来訪者

 姫の身代わりとして、姫の部屋でドレスアップされたアニスは、今いる状況に慌てず冷静に対処していた。

 その態度が周りには本物のお姫様らしく見えて頼もしく思えた。

「アニス様、とても様になっていますが、仁王立ちはおやめください」

「ごめん、大工の仕事の癖だ」

「今日、都合の良いことに、王は頭痛が酷く、一日お部屋で寝ていると言われてます」

「それ、都合良いとか言っていいのかな?」

 アニスはサーサの笑顔を目の前に首を傾げたが、それよりも、王宮の内装建築に興味があった。
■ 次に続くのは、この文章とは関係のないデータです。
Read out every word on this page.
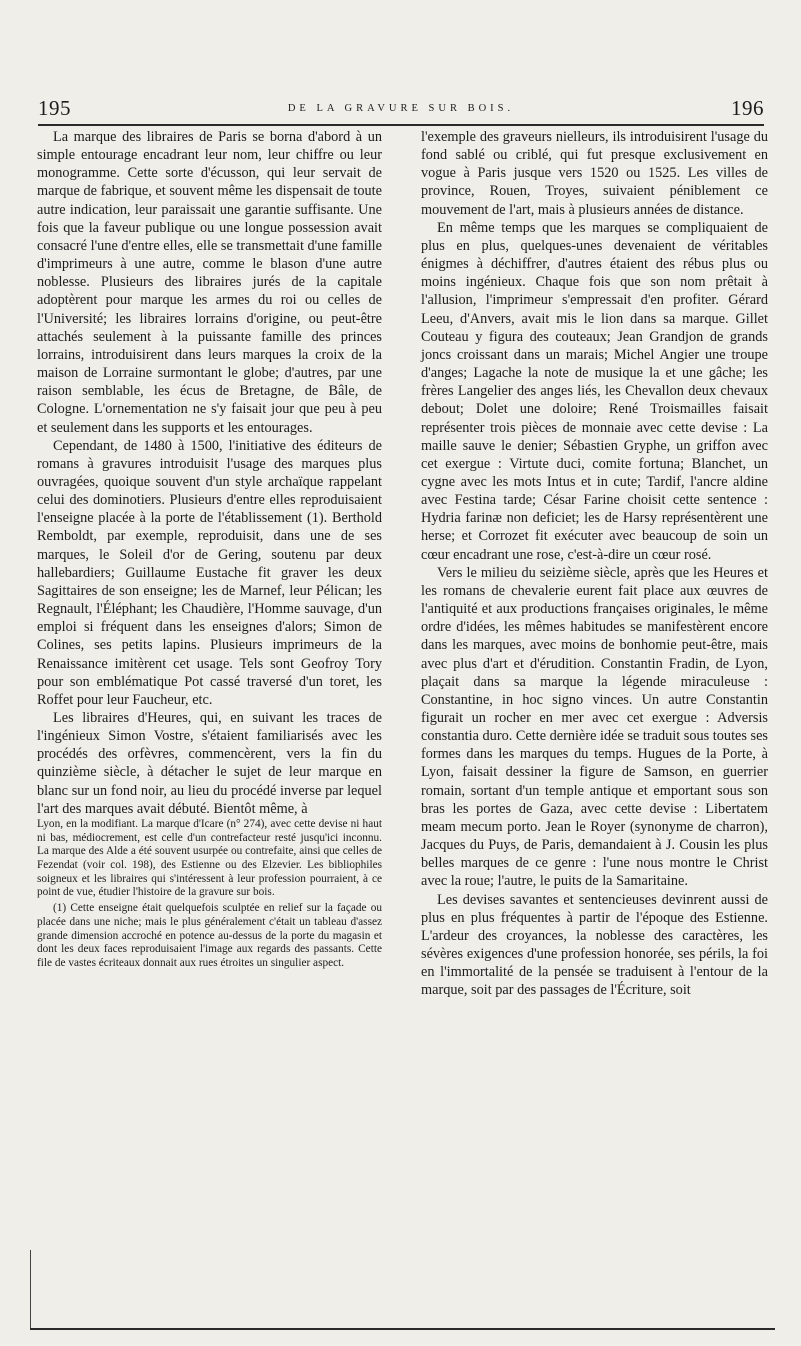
195	DE LA GRAVURE SUR BOIS.	196

La marque des libraires de Paris se borna d'abord à un simple entourage encadrant leur nom, leur chiffre ou leur monogramme. Cette sorte d'écusson, qui leur servait de marque de fabrique, et souvent même les dispensait de toute autre indication, leur paraissait une garantie suffisante. Une fois que la faveur publique ou une longue possession avait consacré l'une d'entre elles, elle se transmettait d'une famille d'imprimeurs à une autre, comme le blason d'une autre noblesse. Plusieurs des libraires jurés de la capitale adoptèrent pour marque les armes du roi ou celles de l'Université; les libraires lorrains d'origine, ou peut-être attachés seulement à la puissante famille des princes lorrains, introduisirent dans leurs marques la croix de la maison de Lorraine surmontant le globe; d'autres, par une raison semblable, les écus de Bretagne, de Bâle, de Cologne. L'ornementation ne s'y faisait jour que peu à peu et seulement dans les supports et les entourages.

Cependant, de 1480 à 1500, l'initiative des éditeurs de romans à gravures introduisit l'usage des marques plus ouvragées, quoique souvent d'un style archaïque rappelant celui des dominotiers. Plusieurs d'entre elles reproduisaient l'enseigne placée à la porte de l'établissement (1). Berthold Remboldt, par exemple, reproduisit, dans une de ses marques, le Soleil d'or de Gering, soutenu par deux hallebardiers; Guillaume Eustache fit graver les deux Sagittaires de son enseigne; les de Marnef, leur Pélican; les Regnault, l'Éléphant; les Chaudière, l'Homme sauvage, d'un emploi si fréquent dans les enseignes d'alors; Simon de Colines, ses petits lapins. Plusieurs imprimeurs de la Renaissance imitèrent cet usage. Tels sont Geofroy Tory pour son emblématique Pot cassé traversé d'un toret, les Roffet pour leur Faucheur, etc.

Les libraires d'Heures, qui, en suivant les traces de l'ingénieux Simon Vostre, s'étaient familiarisés avec les procédés des orfèvres, commencèrent, vers la fin du quinzième siècle, à détacher le sujet de leur marque en blanc sur un fond noir, au lieu du procédé inverse par lequel l'art des marques avait débuté. Bientôt même, à

Lyon, en la modifiant. La marque d'Icare (n° 274), avec cette devise ni haut ni bas, médiocrement, est celle d'un contrefacteur resté jusqu'ici inconnu. La marque des Alde a été souvent usurpée ou contrefaite, ainsi que celles de Fezendat (voir col. 198), des Estienne ou des Elzevier. Les bibliophiles soigneux et les libraires qui s'intéressent à leur profession pourraient, à ce point de vue, étudier l'histoire de la gravure sur bois.

(1) Cette enseigne était quelquefois sculptée en relief sur la façade ou placée dans une niche; mais le plus généralement c'était un tableau d'assez grande dimension accroché en potence au-dessus de la porte du magasin et dont les deux faces reproduisaient l'image aux regards des passants. Cette file de vastes écriteaux donnait aux rues étroites un singulier aspect.

l'exemple des graveurs nielleurs, ils introduisirent l'usage du fond sablé ou criblé, qui fut presque exclusivement en vogue à Paris jusque vers 1520 ou 1525. Les villes de province, Rouen, Troyes, suivaient péniblement ce mouvement de l'art, mais à plusieurs années de distance.

En même temps que les marques se compliquaient de plus en plus, quelques-unes devenaient de véritables énigmes à déchiffrer, d'autres étaient des rébus plus ou moins ingénieux. Chaque fois que son nom prêtait à l'allusion, l'imprimeur s'empressait d'en profiter. Gérard Leeu, d'Anvers, avait mis le lion dans sa marque. Gillet Couteau y figura des couteaux; Jean Grandjon de grands joncs croissant dans un marais; Michel Angier une troupe d'anges; Lagache la note de musique la et une gâche; les frères Langelier des anges liés, les Chevallon deux chevaux debout; Dolet une doloire; René Troismailles faisait représenter trois pièces de monnaie avec cette devise : La maille sauve le denier; Sébastien Gryphe, un griffon avec cet exergue : Virtute duci, comite fortuna; Blanchet, un cygne avec les mots Intus et in cute; Tardif, l'ancre aldine avec Festina tarde; César Farine choisit cette sentence : Hydria farinæ non deficiet; les de Harsy représentèrent une herse; et Corrozet fit exécuter avec beaucoup de soin un cœur encadrant une rose, c'est-à-dire un cœur rosé.

Vers le milieu du seizième siècle, après que les Heures et les romans de chevalerie eurent fait place aux œuvres de l'antiquité et aux productions françaises originales, le même ordre d'idées, les mêmes habitudes se manifestèrent encore dans les marques, avec moins de bonhomie peut-être, mais avec plus d'art et d'érudition. Constantin Fradin, de Lyon, plaçait dans sa marque la légende miraculeuse : Constantine, in hoc signo vinces. Un autre Constantin figurait un rocher en mer avec cet exergue : Adversis constantia duro. Cette dernière idée se traduit sous toutes ses formes dans les marques du temps. Hugues de la Porte, à Lyon, faisait dessiner la figure de Samson, en guerrier romain, sortant d'un temple antique et emportant sous son bras les portes de Gaza, avec cette devise : Libertatem meam mecum porto. Jean le Royer (synonyme de charron), Jacques du Puys, de Paris, demandaient à J. Cousin les plus belles marques de ce genre : l'une nous montre le Christ avec la roue; l'autre, le puits de la Samaritaine.

Les devises savantes et sentencieuses devinrent aussi de plus en plus fréquentes à partir de l'époque des Estienne. L'ardeur des croyances, la noblesse des caractères, les sévères exigences d'une profession honorée, ses périls, la foi en l'immortalité de la pensée se traduisent à l'entour de la marque, soit par des passages de l'Écriture, soit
「綺麗な作り。これがもう何百年も前に建てられたなんて、感動の極みだわ」

「そうですね。お手洗いは三十年前のままですよ」

「‥‥‥それは工事した方が良いかな」

 アニスは口端を上げ、微妙な笑みを浮かべた。

「大変です! サーサ!」

 ひとりの侍女が侍女頭のサーサを呼んだ。サーサの母親くらいの年齢の侍女だ。

「とっと、隣の国の王子が突然、お忍びでいらっしゃいました!」

「なんですって?」

「え? どうすんの?」

 アスニは不味いことになったと直ぐに分かった。

「王様は、一日出てこないと言ったら、本当に出てこないでしょうし‥‥‥」

「ええ、もう王様にはお伝えしたんですが、どうしても頭痛が酷くて出れないと」

「では、アリア姫様に出てもらうしかありません」

 アスニはそれを聞いて血相を変えた。

「ちょっと待ってよ! お姫様は体調不良で顔を出せないことにするんじゃなかったの?」

「大丈夫です。隣国の王子は数年前に姫に会ったきりで、顔なんてきっと覚えていませんよ」

 サーサは明るい笑顔で笑ったが、なんとなく圧をかけられてるように、アスニは感じた。

「賃金は弾みますから」

「わかった」

 アスニの目に輝きが戻った。

「きっと、顔にベールをかけておけば大丈夫だよね」

 アスニが前向きな算段をして、両腕に力を籠め、拳を握った。

「良いですね! それでアイメイクを濃い目にしましょう」

 サーサはさっさと準備を始めた。